Employers only interview a small fraction of the people who apply for an open position. A good deal of the applications they receive are from under-qualified candidates. Even discounting those, employers still receive resumes from far too many people technically meeting the requirements of the job than they reasonably have time to interview. So only the very top few are selected.

Therefore when you walk into a job interview, you’ve likely already passed several hurdles, and stand a fairly good shot at getting the job. Your competition has gone down from 100 applicants to three or four finalists.

So how do they make the choice? What are employers really looking for in job interviews?

Here’s what employers want to see from the top candidates that they interview:

    1. That you want the job – and it will be good for your career if you get it. Wait, what? They care about the candidate’s career? Yes. If the job you’re interviewing for seems like a step backwards for you, or isn’t in line with where you’ve been headed so far, you probably won’t get the job.

    Employers don’t want to hire someone who’s taking the job because they need a paycheque but who will probably jump ship as soon as something more suitable comes along. That’s a waste of everyone’s time. The candidate who gets hired will be the one who demonstrates that they really want this particular job – and it would make them- and the company – more successful if they are hired for it.

    How you demonstrate this: Workopolis recently surveyed hundreds of Canadian hiring managers and HR professionals, and they told us that what would most influence their choice between equally qualified candidates is the one who showed the most enthusiasm for the role.

    The key word there is ‘showed.’ Simply telling the interviewer that you really want the job and are excited about it doesn’t hurt, but it won’t seal the deal. Here’s how you show that you want it the most.

      a. That you look the part. Like it or not we do judge books by their covers, so showing up for the interview dressed up and in attire that is appropriate for the industry and role you’re applying for is an important first step. It shows that are savvy enough to know the expected appearance for an interview and that you care enough to put the effort in.

      A three piece suit for a job where everyone is in jeans may look over-the-top. Showing up in cargo shorts for a corporate gig will end your chances before the first handshake is over. (And that only takes between 2 and 3 seconds.)

      b. Know a lot about the company. You can show your enthusiasm for the job by showing up to the interview well-informed about the company and the industry. Do your research. Show up armed with smart questions about the current state of the market and potential opportunities or challenges. You want to show that you’re already thinking like someone in the role, because you are genuinely interested.

      c. Connect the dots. Researching the company will also help you to tailor your stories and accomplishments in a way that makes them most relevant to the job you’re applying for. As I mentioned, companies want to hire someone for whom the role is a positive career move. This doesn’t mean that you can’t change career directions or industries – it just means that you have to map out for employers how what you’ve done in the past is applicable and important to what you want to do. “The skills and experiences I have honed accomplishing X,Y,Z, put me in a unique position to be able to deliver A,B,C for you.”

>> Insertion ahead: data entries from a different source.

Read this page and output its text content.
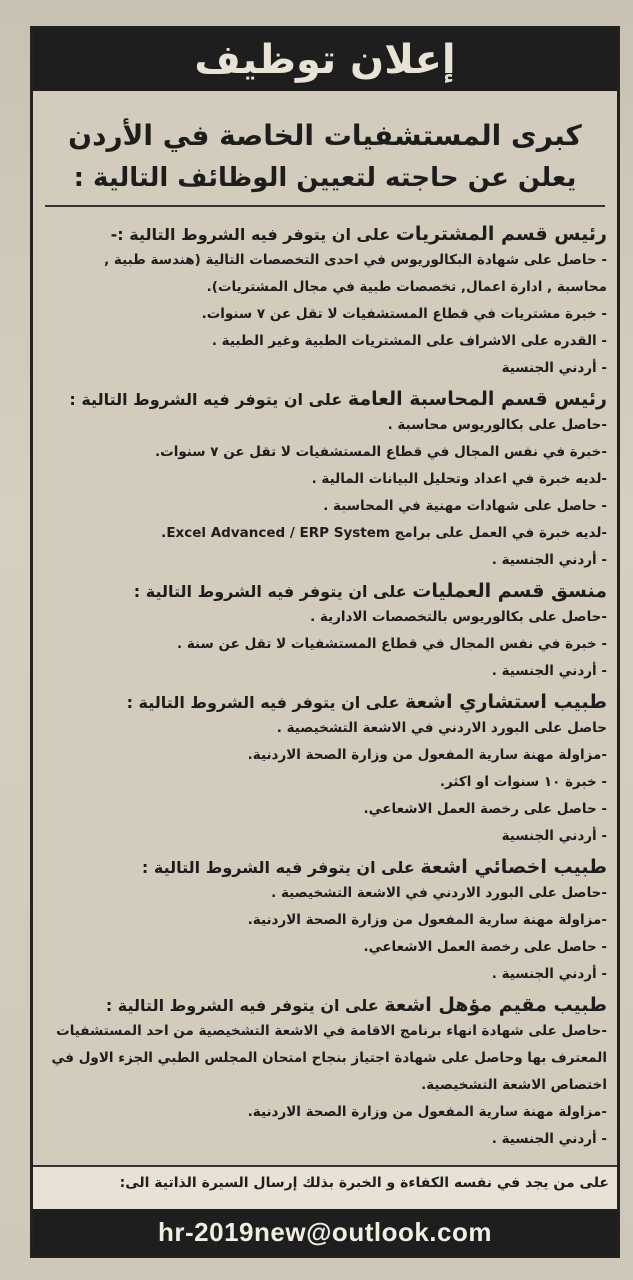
إعلان توظيف
كبرى المستشفيات الخاصة في الأردن
يعلن عن حاجته لتعيين الوظائف التالية :
رئيس قسم المشتريات على ان يتوفر فيه الشروط التالية :-
- حاصل على شهادة البكالوريوس في احدى التخصصات التالية (هندسة طبية ,
محاسبة , ادارة اعمال, تخصصات طبية في مجال المشتريات).
- خبرة مشتريات في قطاع المستشفيات لا تقل عن ٧ سنوات.
- القدره على الاشراف على المشتريات الطبية وغير الطبية .
- أردني الجنسية
رئيس قسم المحاسبة العامة على ان يتوفر فيه الشروط التالية :
-حاصل على بكالوريوس محاسبة .
-خبرة في نفس المجال في قطاع المستشفيات لا تقل عن ٧ سنوات.
-لديه خبرة في اعداد وتحليل البيانات المالية .
- حاصل على شهادات مهنية في المحاسبة .
-لديه خبرة في العمل على برامج Excel Advanced / ERP System.
- أردني الجنسية .
منسق قسم العمليات على ان يتوفر فيه الشروط التالية :
-حاصل على بكالوريوس بالتخصصات الادارية .
- خبرة في نفس المجال في قطاع المستشفيات لا تقل عن سنة .
- أردني الجنسية .
طبيب استشاري اشعة على ان يتوفر فيه الشروط التالية :
حاصل على البورد الاردني في الاشعة التشخيصية .
-مزاولة مهنة سارية المفعول من وزارة الصحة الاردنية.
- خبرة ١٠ سنوات او اكثر.
- حاصل على رخصة العمل الاشعاعي.
- أردني الجنسية
طبيب اخصائي اشعة على ان يتوفر فيه الشروط التالية :
-حاصل على البورد الاردني في الاشعة التشخيصية .
-مزاولة مهنة سارية المفعول من وزارة الصحة الاردنية.
- حاصل على رخصة العمل الاشعاعي.
- أردني الجنسية .
طبيب مقيم مؤهل اشعة على ان يتوفر فيه الشروط التالية :
-حاصل على شهادة انهاء برنامج الاقامة في الاشعة التشخيصية من احد المستشفيات
المعترف بها وحاصل على شهادة اجتياز بنجاح امتحان المجلس الطبي الجزء الاول في
اختصاص الاشعة التشخيصية.
-مزاولة مهنة سارية المفعول من وزارة الصحة الاردنية.
- أردني الجنسية .
على من يجد في نفسه الكفاءة و الخبرة بذلك إرسال السيرة الذاتية الى:
hr-2019new@outlook.com
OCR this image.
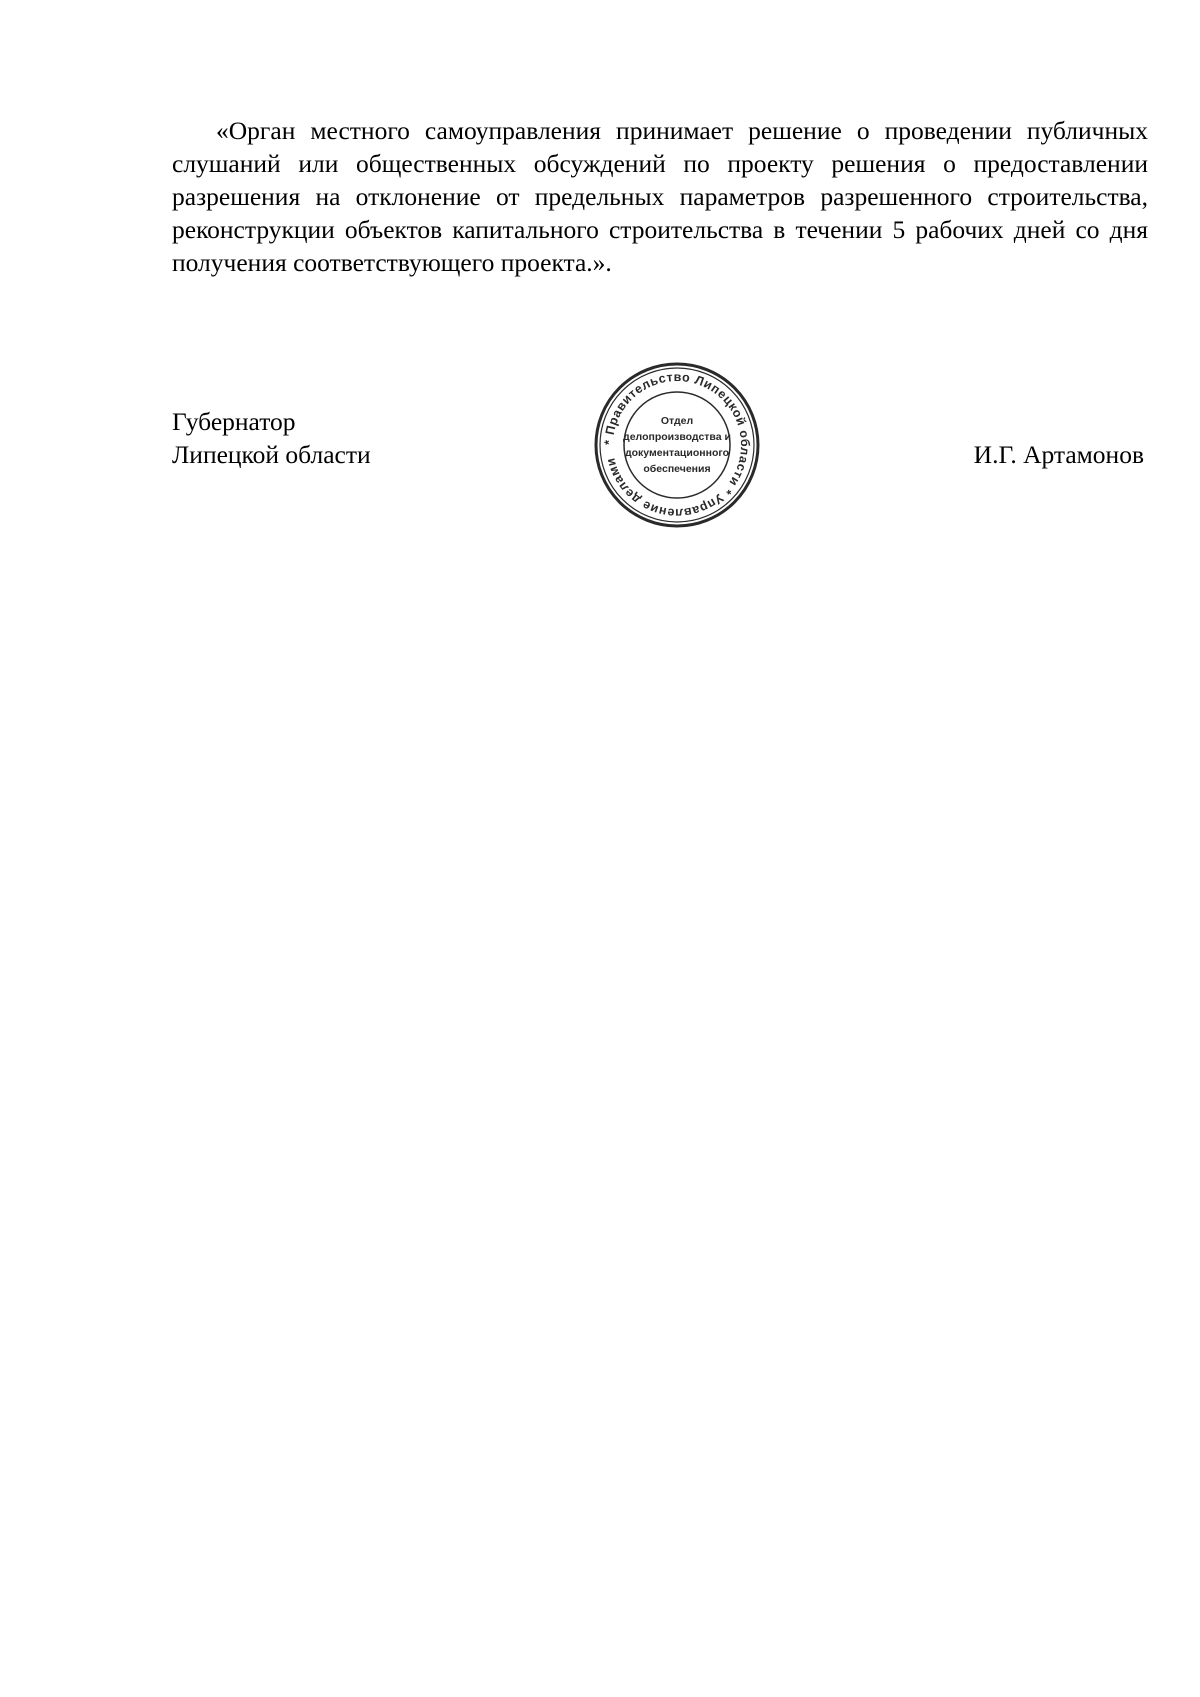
«Орган местного самоуправления принимает решение о проведении публичных слушаний или общественных обсуждений по проекту решения о предоставлении разрешения на отклонение от предельных параметров разрешенного строительства, реконструкции объектов капитального строительства в течении 5 рабочих дней со дня получения соответствующего проекта.».

Губернатор
Липецкой области	И.Г. Артамонов
* Правительство Липецкой области * Управление делами
Отдел
делопроизводства и
документационного
обеспечения
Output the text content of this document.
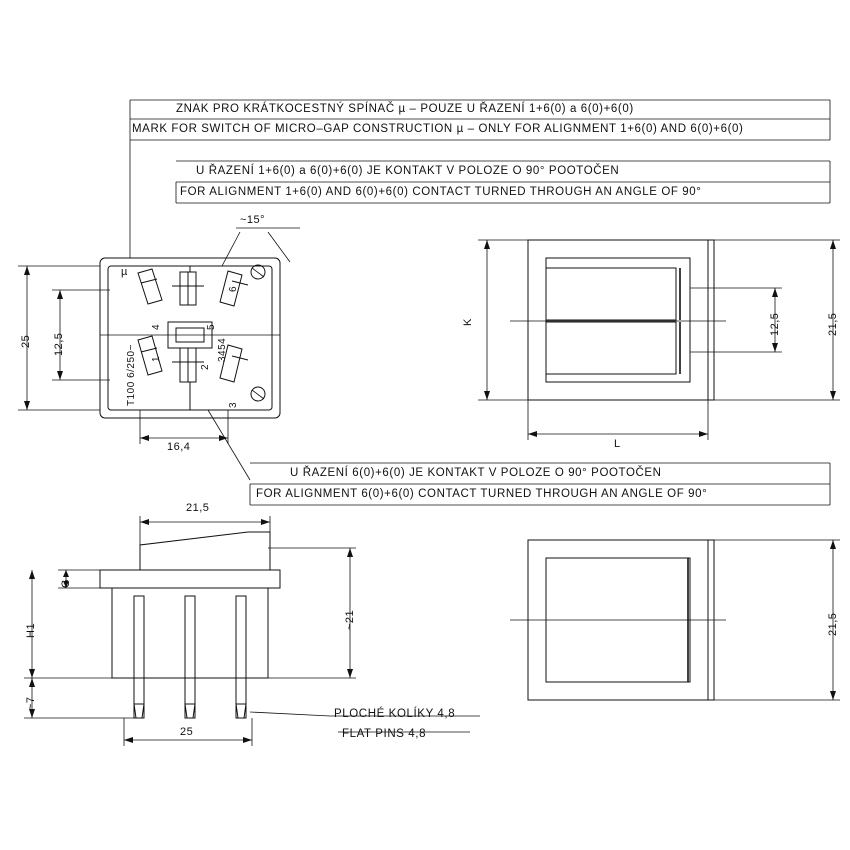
ZNAK PRO KRÁTKOCESTNÝ SPÍNAČ µ – POUZE U ŘAZENÍ 1+6(0) a 6(0)+6(0)
MARK FOR SWITCH OF MICRO–GAP CONSTRUCTION µ – ONLY FOR ALIGNMENT 1+6(0) AND 6(0)+6(0)
U ŘAZENÍ 1+6(0) a 6(0)+6(0) JE KONTAKT V POLOZE O 90° POOTOČEN
FOR ALIGNMENT 1+6(0) AND 6(0)+6(0) CONTACT TURNED THROUGH AN ANGLE OF 90°
U ŘAZENÍ 6(0)+6(0) JE KONTAKT V POLOZE O 90° POOTOČEN
FOR ALIGNMENT 6(0)+6(0) CONTACT TURNED THROUGH AN ANGLE OF 90°
~15°
µ
T100 6/250~ 1
2
3
4	5
6
3454
25 12,5
16,4
K
L
12,5	21,5
21,5
G
H1
~7
25
~21
PLOCHÉ KOLÍKY 4,8
FLAT PINS 4,8
21,5
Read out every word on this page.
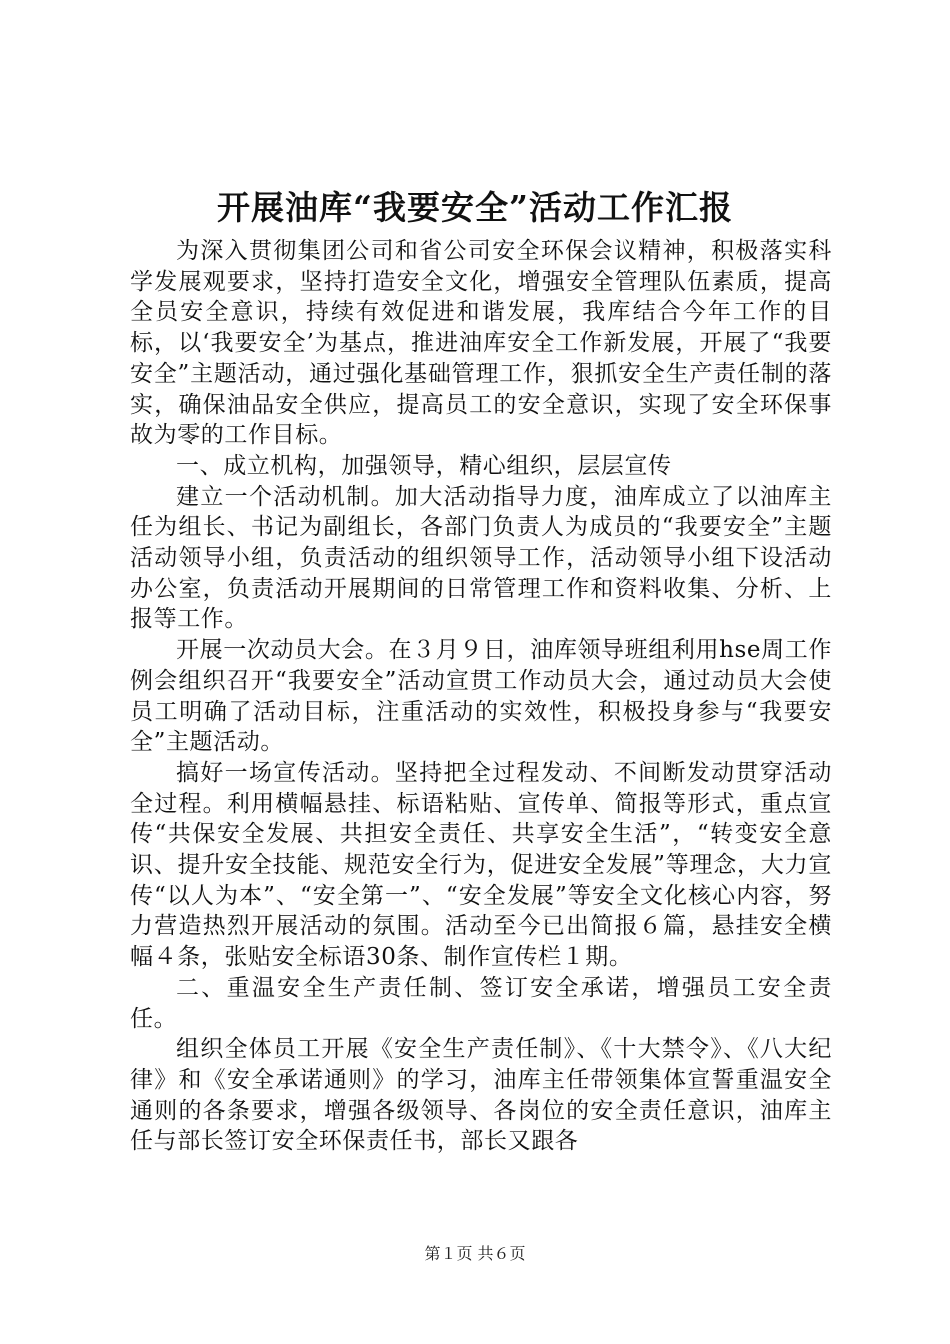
开展油库“我要安全”活动工作汇报

为深入贯彻集团公司和省公司安全环保会议精神，积极落实科学发展观要求，坚持打造安全文化，增强安全管理队伍素质，提高全员安全意识，持续有效促进和谐发展，我库结合今年工作的目标，以‘我要安全’为基点，推进油库安全工作新发展，开展了“我要安全”主题活动，通过强化基础管理工作，狠抓安全生产责任制的落实，确保油品安全供应，提高员工的安全意识，实现了安全环保事故为零的工作目标。

一、成立机构，加强领导，精心组织，层层宣传

建立一个活动机制。加大活动指导力度，油库成立了以油库主任为组长、书记为副组长，各部门负责人为成员的“我要安全”主题活动领导小组，负责活动的组织领导工作，活动领导小组下设活动办公室，负责活动开展期间的日常管理工作和资料收集、分析、上报等工作。

开展一次动员大会。在３月９日，油库领导班组利用hse周工作例会组织召开“我要安全”活动宣贯工作动员大会，通过动员大会使员工明确了活动目标，注重活动的实效性，积极投身参与“我要安全”主题活动。

搞好一场宣传活动。坚持把全过程发动、不间断发动贯穿活动全过程。利用横幅悬挂、标语粘贴、宣传单、简报等形式，重点宣传“共保安全发展、共担安全责任、共享安全生活”，“转变安全意识、提升安全技能、规范安全行为，促进安全发展”等理念，大力宣传“以人为本”、“安全第一”、“安全发展”等安全文化核心内容，努力营造热烈开展活动的氛围。活动至今已出简报６篇，悬挂安全横幅４条，张贴安全标语30条、制作宣传栏１期。

二、重温安全生产责任制、签订安全承诺，增强员工安全责任。

组织全体员工开展《安全生产责任制》、《十大禁令》、《八大纪律》和《安全承诺通则》的学习，油库主任带领集体宣誓重温安全通则的各条要求，增强各级领导、各岗位的安全责任意识，油库主任与部长签订安全环保责任书，部长又跟各

第１页 共６页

    2. How you are under pressure. You know it’s a competition, you’re not the only one being interviewed. And there’s a lot riding on it. So, it’s natural to be nervous when meeting with someone who is judging you, comparing you to others, and who is empowered to make a potentially life changing decision for you. Employers will be watching to see how nervous you are and act.

    They probably wouldn’t care about how nervous you are in the interview if it was only about the interview. The interview is just an example you being put in a high pressure situation. And in most jobs – those are going to come up. Are you presenting at a big client meeting? Are you facing an irate customer at the check-out counter? Is a delivery driver screaming mad because he’s on a schedule and the pick-up isn’t ready?

    Can you keep your cool? Can you think on your feet, deal with pressure, and diffuse potentially heated situations. Can you act professionally and decisively when you’re nervous? Your level of composure at the job interview can be an indicator of this, and that is why it matters to employers.

    How do you demonstrate this? Firm dry hand shake. Proper eye contact. Confident and positive body language. These can go a long way.

    3. Do they want to work with you? The candidate they pick will become a part of the hiring manager’s daily life. So they want to know if you’re going to fit in the team and company culture, if you’re going to be interesting and pleasant to be around at work every day.

    How do you demonstrate this? There’s actually not a lot you can do. You don’t want to be hired for a place where you really don’t fit in, so don’t pretend to be someone you’re not. If you’re an introvert who prefers to work alone – don’t take a job that involves tons of group interactions and long periods talking with others. You won’t be happy or successful.

    But you can avoid some of the red flags that will make you look like a pain in butt to work with.

    Don’t complain about former boss, coworkers, or working conditions – those will just make it look like you’re high maintenance and a complainer.

    Stay positive and upbeat. Don’t grumble about the weather, the commute over there, or anything else. Tell a funny story if you can. If you share a laugh with your interviewer, then you are connecting on a personal level.

Employers want to hire the person who is the most enthusiastic about the job, for whom the role will be a great career move, who can stay come and succeed under pressure, and who they’ll enjoy working with and sharing a laugh with on a daily basis. That’s who they’re really looking for in the job interview.